Barla
Sun 28 November 2010, 11:07 pm GMT +0200
Evet nasılki bir avuç toprak, yüzer çiçeklere nöbetle saksılık eden kabında eğer tabiata, esbaba havale edilse lâzımgelir ki; ya o kabda küçük mikyasta yüzer, belki çiçekler adedince manevî makineler, fabrikalar bulunsun veyahut o parçacık topraktaki herbir zerre, bütün o ayrı ayrı çiçekleri, muhtelif hasiyetleriyle ve hayattar cihazatıyla yapmalarını bilsin; âdeta bir ilah gibi hadsiz ilmi ve nihayetsiz iktidarı bulunsun.

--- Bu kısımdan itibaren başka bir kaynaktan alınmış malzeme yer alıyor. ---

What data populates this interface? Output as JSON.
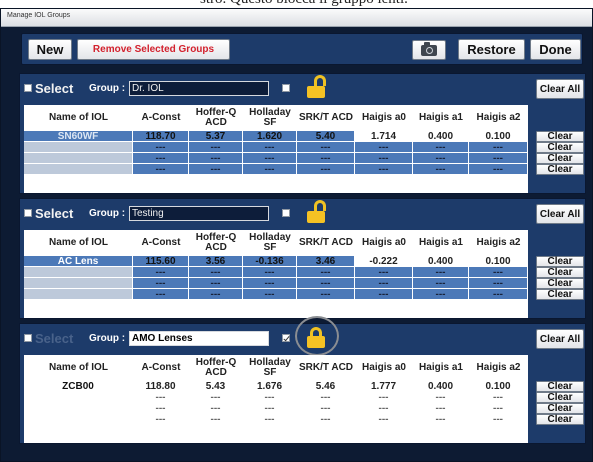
{
  "caption_fragment": "stro. Questo blocca il gruppo lenti.",
  "window": {
    "title": "Manage IOL Groups"
  },
  "toolbar": {
    "new_label": "New",
    "remove_label": "Remove Selected Groups",
    "restore_label": "Restore",
    "done_label": "Done"
  },
  "columns": [
    "Name of IOL",
    "A-Const",
    "Hoffer-Q ACD",
    "Holladay SF",
    "SRK/T ACD",
    "Haigis a0",
    "Haigis a1",
    "Haigis a2"
  ],
  "empty_value": "---",
  "groups": [
    {
      "select_label": "Select",
      "group_label": "Group :",
      "name": "Dr. IOL",
      "locked": false,
      "clear_all_label": "Clear All",
      "rows": [
        {
          "name": "SN60WF",
          "values": [
            "118.70",
            "5.37",
            "1.620",
            "5.40",
            "1.714",
            "0.400",
            "0.100"
          ],
          "clear_label": "Clear"
        },
        {
          "name": "",
          "values": [
            "---",
            "---",
            "---",
            "---",
            "---",
            "---",
            "---"
          ],
          "clear_label": "Clear"
        },
        {
          "name": "",
          "values": [
            "---",
            "---",
            "---",
            "---",
            "---",
            "---",
            "---"
          ],
          "clear_label": "Clear"
        },
        {
          "name": "",
          "values": [
            "---",
            "---",
            "---",
            "---",
            "---",
            "---",
            "---"
          ],
          "clear_label": "Clear"
        }
      ]
    },
    {
      "select_label": "Select",
      "group_label": "Group :",
      "name": "Testing",
      "locked": false,
      "clear_all_label": "Clear All",
      "rows": [
        {
          "name": "AC Lens",
          "values": [
            "115.60",
            "3.56",
            "-0.136",
            "3.46",
            "-0.222",
            "0.400",
            "0.100"
          ],
          "clear_label": "Clear"
        },
        {
          "name": "",
          "values": [
            "---",
            "---",
            "---",
            "---",
            "---",
            "---",
            "---"
          ],
          "clear_label": "Clear"
        },
        {
          "name": "",
          "values": [
            "---",
            "---",
            "---",
            "---",
            "---",
            "---",
            "---"
          ],
          "clear_label": "Clear"
        },
        {
          "name": "",
          "values": [
            "---",
            "---",
            "---",
            "---",
            "---",
            "---",
            "---"
          ],
          "clear_label": "Clear"
        }
      ]
    },
    {
      "select_label": "Select",
      "group_label": "Group :",
      "name": "AMO Lenses",
      "locked": true,
      "clear_all_label": "Clear All",
      "rows": [
        {
          "name": "ZCB00",
          "values": [
            "118.80",
            "5.43",
            "1.676",
            "5.46",
            "1.777",
            "0.400",
            "0.100"
          ],
          "clear_label": "Clear"
        },
        {
          "name": "",
          "values": [
            "---",
            "---",
            "---",
            "---",
            "---",
            "---",
            "---"
          ],
          "clear_label": "Clear"
        },
        {
          "name": "",
          "values": [
            "---",
            "---",
            "---",
            "---",
            "---",
            "---",
            "---"
          ],
          "clear_label": "Clear"
        },
        {
          "name": "",
          "values": [
            "---",
            "---",
            "---",
            "---",
            "---",
            "---",
            "---"
          ],
          "clear_label": "Clear"
        }
      ]
    }
  ],
  "colors": {
    "panel": "#1d3b6a",
    "cell_blue": "#4c79b8",
    "lock": "#f5c224",
    "remove_text": "#d3212d"
  }
}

(Sözler; Hüve Nüktesi | Risale-i Nur Külliyatı)
Ve keza toprağın, suyun, havanın her bir cüz'ünde nebatat adedince
manevî gizli matbaalar lâzımdır ki, mahiyetleri ve cihazları mütehalif
sayısız meyve ve çiçeklerin teşkilâtını yapabilsinler.
Veyahut o nebatatı o kadar zînet ve intizamları...yla beraber yeşillendirmek için, o üç unsurun herbir cüz'ünde bütün ağaçların, meyvelerin ve çiçeklerin hâssalarını, cihazlarını ve mizanlarını bilip yapabilecek bir kudret, bir ilim lâzımdır.
Çünki bu üç unsurun her bir cüz'ü, her bir nebatın teşkiline medar ve menşe olabilir. Evet bir saksıdaki toprak, cihazları ve şekilleri ve sair sıfatları muhalif olan herhangi bir nebatın tohumunu yeşillendirmeye kabiliyeti vardır.